Build a Probability Calculator Project - Build a Probability Calculator Project

The following code fails test #4 (4. The experiment method should return a different probability.)

import copy
import random

class Hat:
    __slots__ = ('contents')
    def __init__(self, **kwargs):
        self.contents = []

        for kwarg in kwargs.items():
            for _ in range(kwarg[1]):
                self.contents.append(kwarg[0])
        if len(self.contents) == 0:
            raise AttributeError(f'Cannot create class {self.__class__.__name__} with empty contents.')        
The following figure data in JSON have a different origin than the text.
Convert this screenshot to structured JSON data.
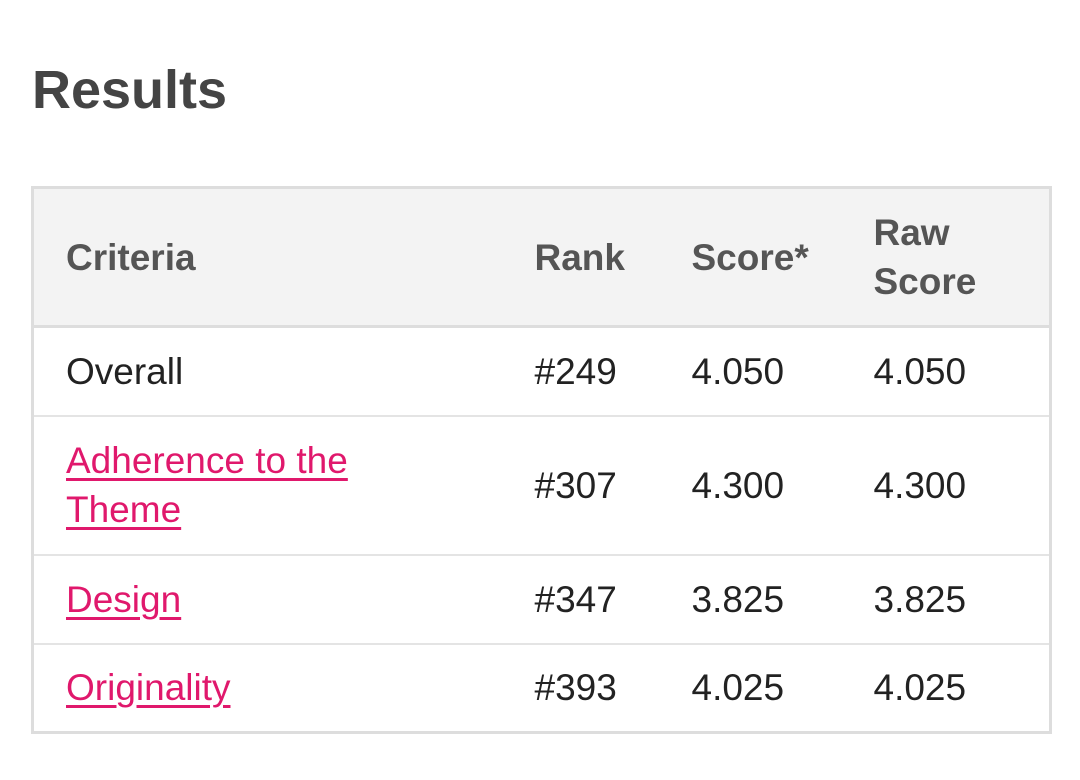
{
  "header": {
    "title": "Results"
  },
  "table": {
    "columns": [
      "Criteria",
      "Rank",
      "Score*",
      "Raw Score"
    ],
    "rows": [
      [
        "Overall",
        "#249",
        "4.050",
        "4.050"
      ],
      [
        "Adherence to the Theme",
        "#307",
        "4.300",
        "4.300"
      ],
      [
        "Design",
        "#347",
        "3.825",
        "3.825"
      ],
      [
        "Originality",
        "#393",
        "4.025",
        "4.025"
      ]
    ]
  }
}
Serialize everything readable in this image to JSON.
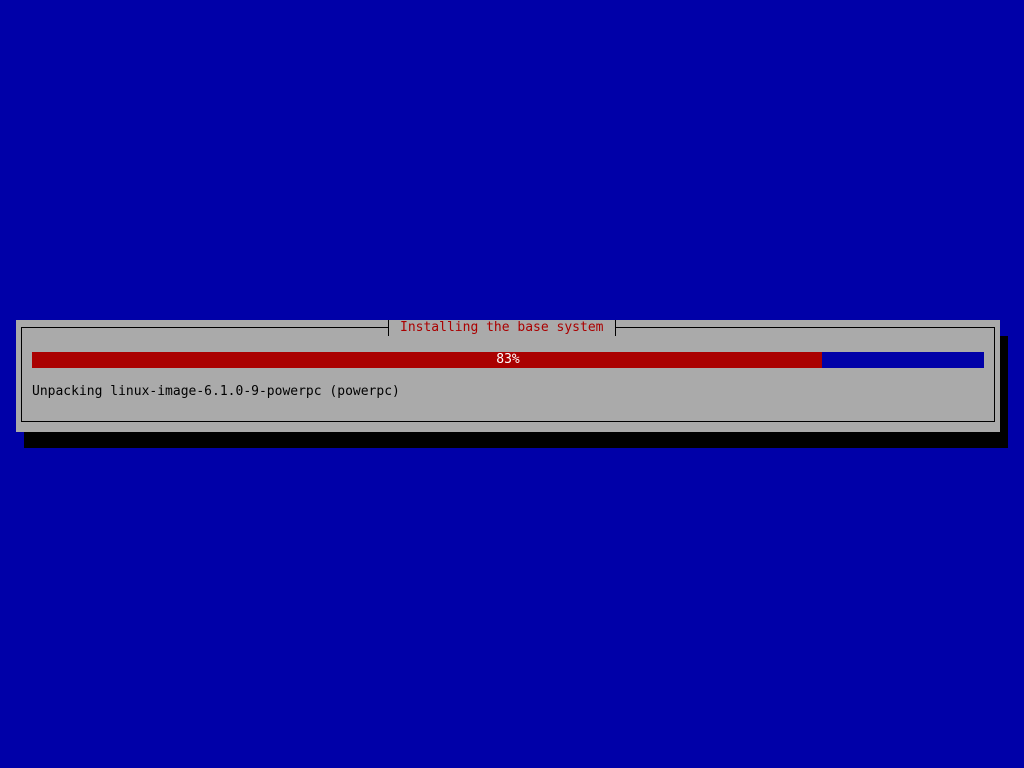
{
  "dialog": {
    "title": "Installing the base system",
    "progress_percent": 83,
    "progress_label": "83%",
    "status_text": "Unpacking linux-image-6.1.0-9-powerpc (powerpc)"
  },
  "colors": {
    "background": "#0000a8",
    "dialog": "#aaaaaa",
    "progress_fill": "#aa0000",
    "title_text": "#aa0000"
  }
}
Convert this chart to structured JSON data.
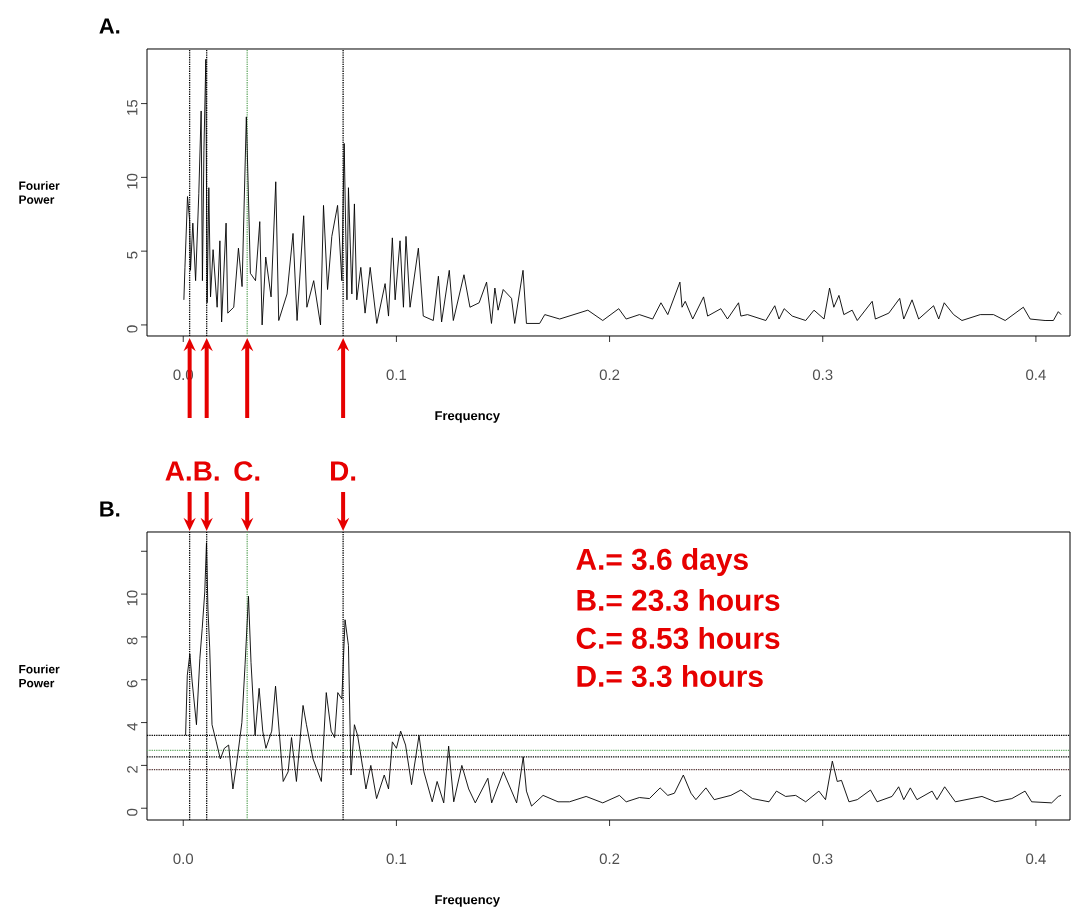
{
  "chart_data": [
    {
      "type": "line",
      "title": "A.",
      "xlabel": "Frequency",
      "ylabel": "Fourier Power",
      "color": "#000000",
      "x": [
        0.0003,
        0.0008,
        0.002,
        0.003,
        0.0034,
        0.0045,
        0.0058,
        0.0073,
        0.0084,
        0.009,
        0.0097,
        0.0106,
        0.0112,
        0.012,
        0.0128,
        0.014,
        0.0159,
        0.0172,
        0.018,
        0.0201,
        0.0209,
        0.0237,
        0.0259,
        0.0276,
        0.0296,
        0.0304,
        0.0315,
        0.0339,
        0.0359,
        0.037,
        0.0387,
        0.0412,
        0.0434,
        0.0448,
        0.0487,
        0.0515,
        0.0534,
        0.0565,
        0.058,
        0.0612,
        0.0644,
        0.0658,
        0.0677,
        0.0697,
        0.0724,
        0.0744,
        0.0755,
        0.0768,
        0.0775,
        0.0791,
        0.0803,
        0.0814,
        0.0833,
        0.0853,
        0.0877,
        0.0908,
        0.0947,
        0.0963,
        0.0981,
        0.0994,
        0.1017,
        0.1033,
        0.1045,
        0.1064,
        0.1103,
        0.1126,
        0.1173,
        0.1197,
        0.1212,
        0.1248,
        0.1267,
        0.1317,
        0.1345,
        0.1388,
        0.1423,
        0.1446,
        0.1462,
        0.1477,
        0.1501,
        0.154,
        0.1555,
        0.1594,
        0.161,
        0.1672,
        0.1696,
        0.1766,
        0.1898,
        0.1968,
        0.2043,
        0.2078,
        0.214,
        0.2202,
        0.2241,
        0.2273,
        0.233,
        0.234,
        0.2355,
        0.239,
        0.2441,
        0.246,
        0.2522,
        0.2553,
        0.2605,
        0.2616,
        0.2647,
        0.2733,
        0.2775,
        0.2795,
        0.2819,
        0.2857,
        0.292,
        0.2959,
        0.3006,
        0.3032,
        0.3052,
        0.3076,
        0.3099,
        0.3138,
        0.3162,
        0.3232,
        0.3247,
        0.331,
        0.3361,
        0.338,
        0.3419,
        0.345,
        0.352,
        0.3544,
        0.357,
        0.3614,
        0.3653,
        0.3739,
        0.3801,
        0.3856,
        0.3941,
        0.3973,
        0.4043,
        0.4082,
        0.4105,
        0.4118
      ],
      "values": [
        1.7,
        3.9,
        8.7,
        7.1,
        3.7,
        6.9,
        3.0,
        8.9,
        14.5,
        3.0,
        11.8,
        18.0,
        1.5,
        9.3,
        1.9,
        5.1,
        1.2,
        5.7,
        0.2,
        6.9,
        0.8,
        1.2,
        5.2,
        2.6,
        14.1,
        9.8,
        3.5,
        3.0,
        7.0,
        0.0,
        4.6,
        1.9,
        9.7,
        0.3,
        2.1,
        6.2,
        0.3,
        7.4,
        1.2,
        3.0,
        0.0,
        8.1,
        2.4,
        6.0,
        8.1,
        3.0,
        12.3,
        1.7,
        9.3,
        2.1,
        8.2,
        1.7,
        3.9,
        0.8,
        3.9,
        0.1,
        2.8,
        0.6,
        5.9,
        1.7,
        5.7,
        1.2,
        6.0,
        1.2,
        5.2,
        0.6,
        0.3,
        3.3,
        0.2,
        3.7,
        0.3,
        3.4,
        1.2,
        1.5,
        2.9,
        0.1,
        2.5,
        1.0,
        2.4,
        1.8,
        0.1,
        3.7,
        0.1,
        0.1,
        0.7,
        0.4,
        1.0,
        0.3,
        1.1,
        0.4,
        0.7,
        0.4,
        1.5,
        0.7,
        2.9,
        1.2,
        1.6,
        0.4,
        1.9,
        0.6,
        1.1,
        0.4,
        1.5,
        0.6,
        0.7,
        0.3,
        1.3,
        0.4,
        1.1,
        0.6,
        0.3,
        1.0,
        0.4,
        2.5,
        1.2,
        2.0,
        0.7,
        1.0,
        0.3,
        1.6,
        0.4,
        0.8,
        1.8,
        0.4,
        1.7,
        0.4,
        1.3,
        0.4,
        1.5,
        0.7,
        0.3,
        0.7,
        0.7,
        0.3,
        1.2,
        0.4,
        0.3,
        0.3,
        0.9,
        0.7
      ],
      "xlim": [
        -0.017,
        0.416
      ],
      "ylim": [
        -0.75,
        18.7
      ],
      "xticks": [
        {
          "value": 0,
          "label": "0.0"
        },
        0.1,
        0.2,
        0.3,
        0.4
      ],
      "yticks": [
        0,
        5,
        10,
        15
      ],
      "ref_lines": [
        {
          "axis": "x",
          "value": 0.003,
          "color": "#000000",
          "line_style": "dotted"
        },
        {
          "axis": "x",
          "value": 0.011,
          "color": "#000000",
          "line_style": "dotted"
        },
        {
          "axis": "x",
          "value": 0.03,
          "color": "#66aa66",
          "line_style": "dotted"
        },
        {
          "axis": "x",
          "value": 0.075,
          "color": "#000000",
          "line_style": "dotted"
        }
      ]
    },
    {
      "type": "line",
      "title": "B.",
      "xlabel": "Frequency",
      "ylabel": "Fourier Power",
      "color": "#000000",
      "x": [
        0.0011,
        0.0019,
        0.0031,
        0.0042,
        0.0062,
        0.0078,
        0.0089,
        0.0101,
        0.0109,
        0.0116,
        0.0124,
        0.0135,
        0.0155,
        0.0174,
        0.0193,
        0.0213,
        0.0233,
        0.0252,
        0.0275,
        0.029,
        0.0306,
        0.0318,
        0.0337,
        0.0356,
        0.0373,
        0.0388,
        0.0415,
        0.0433,
        0.045,
        0.0469,
        0.0492,
        0.0508,
        0.0531,
        0.0562,
        0.0578,
        0.0609,
        0.0648,
        0.0671,
        0.0694,
        0.071,
        0.0725,
        0.0744,
        0.0759,
        0.0775,
        0.0787,
        0.0803,
        0.0818,
        0.0842,
        0.0857,
        0.088,
        0.0907,
        0.0943,
        0.0963,
        0.0981,
        0.1,
        0.102,
        0.1043,
        0.1071,
        0.1106,
        0.1129,
        0.1168,
        0.1191,
        0.1222,
        0.1245,
        0.1269,
        0.1307,
        0.1339,
        0.137,
        0.1429,
        0.1447,
        0.1502,
        0.1564,
        0.1595,
        0.161,
        0.1634,
        0.1688,
        0.1758,
        0.1812,
        0.189,
        0.1968,
        0.2046,
        0.2078,
        0.214,
        0.2187,
        0.2237,
        0.2273,
        0.2304,
        0.2346,
        0.2382,
        0.2405,
        0.2452,
        0.2491,
        0.2569,
        0.2616,
        0.267,
        0.2748,
        0.2783,
        0.2826,
        0.2873,
        0.292,
        0.2982,
        0.3013,
        0.3045,
        0.3068,
        0.3088,
        0.3123,
        0.3162,
        0.3224,
        0.3255,
        0.3325,
        0.3356,
        0.338,
        0.3411,
        0.3442,
        0.3513,
        0.3536,
        0.3572,
        0.3622,
        0.3747,
        0.3809,
        0.3887,
        0.3949,
        0.398,
        0.4074,
        0.4105,
        0.4118
      ],
      "values": [
        3.4,
        6.2,
        7.2,
        5.9,
        3.9,
        7.0,
        8.4,
        10.1,
        12.4,
        9.3,
        7.5,
        3.9,
        3.1,
        2.3,
        2.8,
        2.95,
        0.9,
        2.2,
        4.0,
        6.7,
        9.9,
        6.8,
        3.4,
        5.6,
        3.6,
        2.8,
        3.6,
        5.7,
        3.6,
        1.25,
        1.7,
        3.3,
        1.25,
        4.8,
        3.9,
        2.3,
        1.25,
        5.4,
        3.6,
        3.3,
        5.4,
        5.1,
        8.8,
        7.6,
        1.55,
        3.9,
        3.4,
        1.9,
        0.9,
        2.0,
        0.45,
        1.55,
        0.9,
        3.1,
        2.8,
        3.6,
        2.95,
        1.1,
        3.4,
        1.7,
        0.3,
        1.25,
        0.25,
        2.9,
        0.3,
        2.0,
        0.9,
        0.25,
        1.4,
        0.25,
        1.7,
        0.25,
        2.4,
        0.8,
        0.1,
        0.6,
        0.3,
        0.3,
        0.55,
        0.25,
        0.6,
        0.3,
        0.5,
        0.45,
        0.95,
        0.6,
        0.7,
        1.55,
        0.7,
        0.4,
        0.95,
        0.4,
        0.6,
        0.85,
        0.45,
        0.3,
        0.8,
        0.55,
        0.6,
        0.3,
        0.8,
        0.4,
        2.2,
        1.25,
        1.3,
        0.3,
        0.4,
        0.85,
        0.3,
        0.55,
        1.0,
        0.4,
        0.95,
        0.4,
        0.8,
        0.4,
        1.0,
        0.3,
        0.55,
        0.3,
        0.45,
        0.8,
        0.3,
        0.25,
        0.55,
        0.6
      ],
      "xlim": [
        -0.017,
        0.416
      ],
      "ylim": [
        -0.55,
        12.9
      ],
      "xticks": [
        {
          "value": 0,
          "label": "0.0"
        },
        0.1,
        0.2,
        0.3,
        0.4
      ],
      "yticks": [
        0,
        2,
        4,
        6,
        8,
        10,
        {
          "value": 12,
          "label": null
        }
      ],
      "ref_lines": [
        {
          "axis": "x",
          "value": 0.003,
          "label": "A.",
          "color": "#000000",
          "line_style": "dotted"
        },
        {
          "axis": "x",
          "value": 0.011,
          "label": "B.",
          "color": "#000000",
          "line_style": "dotted"
        },
        {
          "axis": "x",
          "value": 0.03,
          "label": "C.",
          "color": "#66aa66",
          "line_style": "dotted"
        },
        {
          "axis": "x",
          "value": 0.075,
          "label": "D.",
          "color": "#000000",
          "line_style": "dotted"
        },
        {
          "axis": "y",
          "value": 3.4,
          "color": "#000000",
          "line_style": "dotted"
        },
        {
          "axis": "y",
          "value": 2.7,
          "color": "#66aa66",
          "line_style": "dotted"
        },
        {
          "axis": "y",
          "value": 2.4,
          "color": "#000000",
          "line_style": "dotted"
        },
        {
          "axis": "y",
          "value": 1.8,
          "color": "#553333",
          "line_style": "dotted"
        }
      ],
      "annotations": [
        "A.= 3.6 days",
        "B.= 23.3 hours",
        "C.= 8.53 hours",
        "D.= 3.3 hours"
      ]
    }
  ]
}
    def draw(self, num_balls_to_draw):
        balls_drawn = []
        num_of_balls_in_hat = len(self.contents)
        while num_balls_to_draw > 0 and num_of_balls_in_hat > 0:
            balls_drawn.append(self.contents.pop(int(random.random() * num_of_balls_in_hat)))
            num_balls_to_draw -= 1
            num_of_balls_in_hat = len(self.contents)
        return balls_drawn

def experiment(hat, expected_balls, num_balls_drawn, num_experiments):
    successful_draws = 0
    for _ in range(num_experiments):
        copy_hat = copy.deepcopy(hat)
        balls_drawn = copy_hat.draw(num_balls_drawn)
        successful_draws += 1 if all(balls_drawn.count(color) >= occurences for color, occurences in expected_balls.items()) else 0
    return successful_draws / num_experiments

hat = Hat(black=6, red=4, green=3)
probability = experiment(hat=hat,
                  expected_balls={'red':2,'green':1},
                  num_balls_drawn=5,
                  num_experiments=2000)
print('probability:', probability)

In draw() method, if I replace
balls_drawn.append(self.contents.pop(int(random.random() * num_of_balls_in_hat)))
with
balls_drawn.append(self.contents.pop(random.randint(0, num_of_balls_in_hat - 1)))
the test passes.

I think the two modalities of obtaining a random index to pop from self.contents:
int(random.random() * num_of_balls_in_hat)
vs
random.randint(0, num_of_balls_in_hat - 1)
should have the same effect but the first one fails the test while the second one passes.

I don’t understand why.

well the random.random() gives you a float between 0 and 1, for example 0.7678. I don’t think multiplying that random decimal with a number will give you the index you wanted.

random.randint() is a good way to go about this, as it gives you proper integers, which is required for indexes. hope this helps!

The result of multiplying random() with a number is passed to the int() function, effectively getting a random integer between 0 (inclusive) and that number used for multiplying (not inclusive).

So,
int(random.random() * 5) gets you a random integer in the set {0, 1, 2, 3, 4}
and
random.randint(0, 5 - 1) gets you a random integer in the set {0, 1, 2, 3, 4}

Admittedly, using randint() is the way to go, it’s clearer and easier to understand, but what I am trying to find out is why the other solution fails Test #4.

Is it a problem in the test, is it something I fundamentally misunderstand or something else?

how different is the probability you get in the two cases?

I’ve ran the program 5 times with each variant and the results are:

  • using random(): 0.3685 0.3615 0.3625 0.3635 0.361
  • using randint(): 0.3715 0.3625 0.3565 0.371 0.3585

When Test #4 fails (using random()), this is what I find in the browser console:

> FAIL: test_prob_experiment (test_module.UnitTests.test_prob_experiment)
> Traceback (most recent call last):
> File "/home/pyodide/test_module.py", line 16, in test_prob_experiment
> self.assertAlmostEqual(actual, expected, delta = 0.01, msg = 'Expected experiment method to return a different probability.')
> AssertionError: 0.262 != 0.272 within 0.01 delta (0.010000000000000009 difference) : Expected experiment method to return a different probability.

The test is run with these if you want to try what happens with the two methods

 hat = Hat(blue=3,red=2,green=6)
 probability =experiment(hat=hat, expected_balls={"blue":2,"green":1}, num_balls_drawn=4, num_experiments=1000)

also the solution used to verify if the tests work uses randrange

I’ve found this in the Python Documentation regarding randrange():

Changed in version 3.2: randrange() is more sophisticated about producing equally distributed values. Formerly it used a style like int(random()*n) which could produce slightly uneven distributions.

So apparently the recommended way to generate random integers is to use randrange() or randint() (which is an alias of randrange()).

Test #4 probably uses a seed in order to produce the same results every time the test is run and this in combination with int(random()*n) producing slightly uneven distributions of random numbers causes the test to fail because the result is a little bit out of expected delta (0.01 delta (0.010000000000000009 difference)).

Lesson learned and best practice:
use randrange() or randint() when generating random integers in Python.